ACUN’UN HAKKI ACUN’A FOX’UN AYIBI FOX’A
ACUN Ilıcalı, yurtdışında gördüğü bir formatı beğenmiş. Basmış parasını, telifini ödemiş.
Fox TV de tutmuş, Acun’un para ödeyip satın aldığı bu formatı aynen kopya edip ekrana sürmüş.
*
Kimse kusura bakmasın ama...
Fox’un yaptığının adı hırsızlıktır.
Hatta niteliksiz hırsızlık...
*
Yine kimse kusura bakmasın ama...
Sabah akşam hak hukuk dersi veren Fox’un öncü isimlerinin, bu hırsızlık karşısında dut yemiş bülbül kesilmeleri de ciddi bir sorundur.
*
Ve yine kimse kusura bakmasın ama...
Fox’un şu yaptığı aleni hırsızlığı, iktidara yakın bir televizyon yapsaydı seslerini sonsuz çıkaracak olanların Fox karşısındaki suskunluğu da çok manidardır.
BİZİM PARTİ
AHMET Davutoğlu’nun partisinin adı “BİZİM PARTİ” olacakmış.
*
Tam adı söylendiğinde... Akla margarini getirecek.

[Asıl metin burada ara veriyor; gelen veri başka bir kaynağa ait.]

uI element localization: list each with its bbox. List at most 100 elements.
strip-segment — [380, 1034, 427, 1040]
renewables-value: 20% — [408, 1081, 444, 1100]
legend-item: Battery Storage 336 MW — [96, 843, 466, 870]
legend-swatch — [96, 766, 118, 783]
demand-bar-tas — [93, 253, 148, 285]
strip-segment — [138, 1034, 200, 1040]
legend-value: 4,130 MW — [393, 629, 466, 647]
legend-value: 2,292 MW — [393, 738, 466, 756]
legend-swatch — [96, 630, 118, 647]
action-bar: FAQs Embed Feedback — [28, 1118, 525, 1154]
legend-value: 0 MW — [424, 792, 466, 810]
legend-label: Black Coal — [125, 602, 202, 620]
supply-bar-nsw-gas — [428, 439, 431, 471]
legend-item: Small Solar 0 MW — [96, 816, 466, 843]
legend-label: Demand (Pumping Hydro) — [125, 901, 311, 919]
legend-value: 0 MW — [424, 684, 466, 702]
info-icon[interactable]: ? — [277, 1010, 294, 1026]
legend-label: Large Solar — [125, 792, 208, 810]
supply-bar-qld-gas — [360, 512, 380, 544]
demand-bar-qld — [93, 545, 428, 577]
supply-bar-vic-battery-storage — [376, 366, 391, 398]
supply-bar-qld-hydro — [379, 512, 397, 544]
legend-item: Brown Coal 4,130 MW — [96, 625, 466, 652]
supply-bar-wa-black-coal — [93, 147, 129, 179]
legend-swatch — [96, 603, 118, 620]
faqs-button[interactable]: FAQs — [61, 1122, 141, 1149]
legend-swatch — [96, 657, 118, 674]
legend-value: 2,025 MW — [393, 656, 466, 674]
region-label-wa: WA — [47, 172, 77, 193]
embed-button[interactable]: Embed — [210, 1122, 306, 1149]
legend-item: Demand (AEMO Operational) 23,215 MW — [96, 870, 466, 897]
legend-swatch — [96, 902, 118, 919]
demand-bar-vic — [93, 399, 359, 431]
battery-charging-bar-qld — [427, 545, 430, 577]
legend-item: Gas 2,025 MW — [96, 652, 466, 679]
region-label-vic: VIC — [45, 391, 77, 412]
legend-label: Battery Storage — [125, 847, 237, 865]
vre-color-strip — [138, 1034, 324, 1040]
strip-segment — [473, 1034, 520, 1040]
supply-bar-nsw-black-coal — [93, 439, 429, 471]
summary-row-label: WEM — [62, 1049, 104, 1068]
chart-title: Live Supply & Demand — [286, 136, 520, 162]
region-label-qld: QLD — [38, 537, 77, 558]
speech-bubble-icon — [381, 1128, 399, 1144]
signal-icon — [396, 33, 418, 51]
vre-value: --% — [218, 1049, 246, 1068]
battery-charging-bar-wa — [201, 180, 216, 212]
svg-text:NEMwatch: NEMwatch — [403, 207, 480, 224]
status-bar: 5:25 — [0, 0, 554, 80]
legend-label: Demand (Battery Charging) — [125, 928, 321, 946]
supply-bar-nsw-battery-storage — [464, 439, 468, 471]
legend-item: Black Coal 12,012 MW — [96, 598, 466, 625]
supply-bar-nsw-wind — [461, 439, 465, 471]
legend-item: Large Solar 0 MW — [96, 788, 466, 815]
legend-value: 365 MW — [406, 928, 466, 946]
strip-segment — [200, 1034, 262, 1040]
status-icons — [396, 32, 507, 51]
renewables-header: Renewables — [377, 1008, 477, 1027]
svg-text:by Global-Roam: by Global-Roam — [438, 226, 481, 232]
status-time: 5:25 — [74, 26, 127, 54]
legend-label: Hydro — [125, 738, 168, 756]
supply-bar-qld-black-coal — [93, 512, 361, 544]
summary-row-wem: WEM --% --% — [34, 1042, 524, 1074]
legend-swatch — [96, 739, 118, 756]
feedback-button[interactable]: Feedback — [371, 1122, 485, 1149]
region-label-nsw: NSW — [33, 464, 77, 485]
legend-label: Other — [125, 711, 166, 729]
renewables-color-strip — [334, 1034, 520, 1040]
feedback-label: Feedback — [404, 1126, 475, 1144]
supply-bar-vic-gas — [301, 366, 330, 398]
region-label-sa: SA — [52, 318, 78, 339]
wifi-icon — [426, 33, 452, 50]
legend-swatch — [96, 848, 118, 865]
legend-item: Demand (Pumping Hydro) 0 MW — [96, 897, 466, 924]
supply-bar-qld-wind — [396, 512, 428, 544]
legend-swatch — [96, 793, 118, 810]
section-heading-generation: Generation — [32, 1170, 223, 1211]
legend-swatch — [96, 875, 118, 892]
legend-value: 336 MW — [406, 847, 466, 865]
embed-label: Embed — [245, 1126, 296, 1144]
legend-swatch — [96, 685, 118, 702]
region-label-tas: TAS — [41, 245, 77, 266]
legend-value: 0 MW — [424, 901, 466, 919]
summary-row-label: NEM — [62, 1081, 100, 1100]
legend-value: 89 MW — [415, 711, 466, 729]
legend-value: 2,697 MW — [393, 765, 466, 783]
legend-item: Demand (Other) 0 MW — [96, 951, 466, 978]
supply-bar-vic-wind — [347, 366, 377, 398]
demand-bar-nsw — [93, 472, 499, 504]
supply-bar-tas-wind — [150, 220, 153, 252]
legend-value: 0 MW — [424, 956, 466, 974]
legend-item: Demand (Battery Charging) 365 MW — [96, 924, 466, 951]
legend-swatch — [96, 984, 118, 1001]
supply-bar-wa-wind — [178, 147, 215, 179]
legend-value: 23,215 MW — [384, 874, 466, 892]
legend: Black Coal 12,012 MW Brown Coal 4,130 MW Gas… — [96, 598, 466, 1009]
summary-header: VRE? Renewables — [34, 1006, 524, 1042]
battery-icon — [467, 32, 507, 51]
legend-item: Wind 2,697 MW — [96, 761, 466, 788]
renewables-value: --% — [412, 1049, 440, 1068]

Ekrem İmamoğlu’nu üç kere kötülüyorsan bir kere de öveceksin. Hep kötüler, hiç övmezsen... Asla inandırıcı olamazsın.
*
Biraz zaman tanıyacaksın İmamoğlu’na... “İmamoğlu geldi, her şey kötü oldu” cümlesine fanatik taraftarların dışında kimse kulak asmaz.
*
Yıkıcı değil yapıcı olacaksın. “Gel şunu beraber yapalım, kaymağını da sen ye, yeter ki İstanbul’a hizmet etmiş olalım” demeyi ilke edineceksin.
*
Rakibini asla küçük görmeyeceksin. Ne içinden ne dışından “Ekrem İmamoğlu kim ya? Yeriz biz onu. Bir daha başarılı olmayı anca rüyasında görür” demeyeceksin.
*
Saygılı olacaksın. Karşındakinin halkın oylarıyla seçildiğini, ona gösterilen saygının halkın tercihine saygı olduğunu asla unutmayacaksın.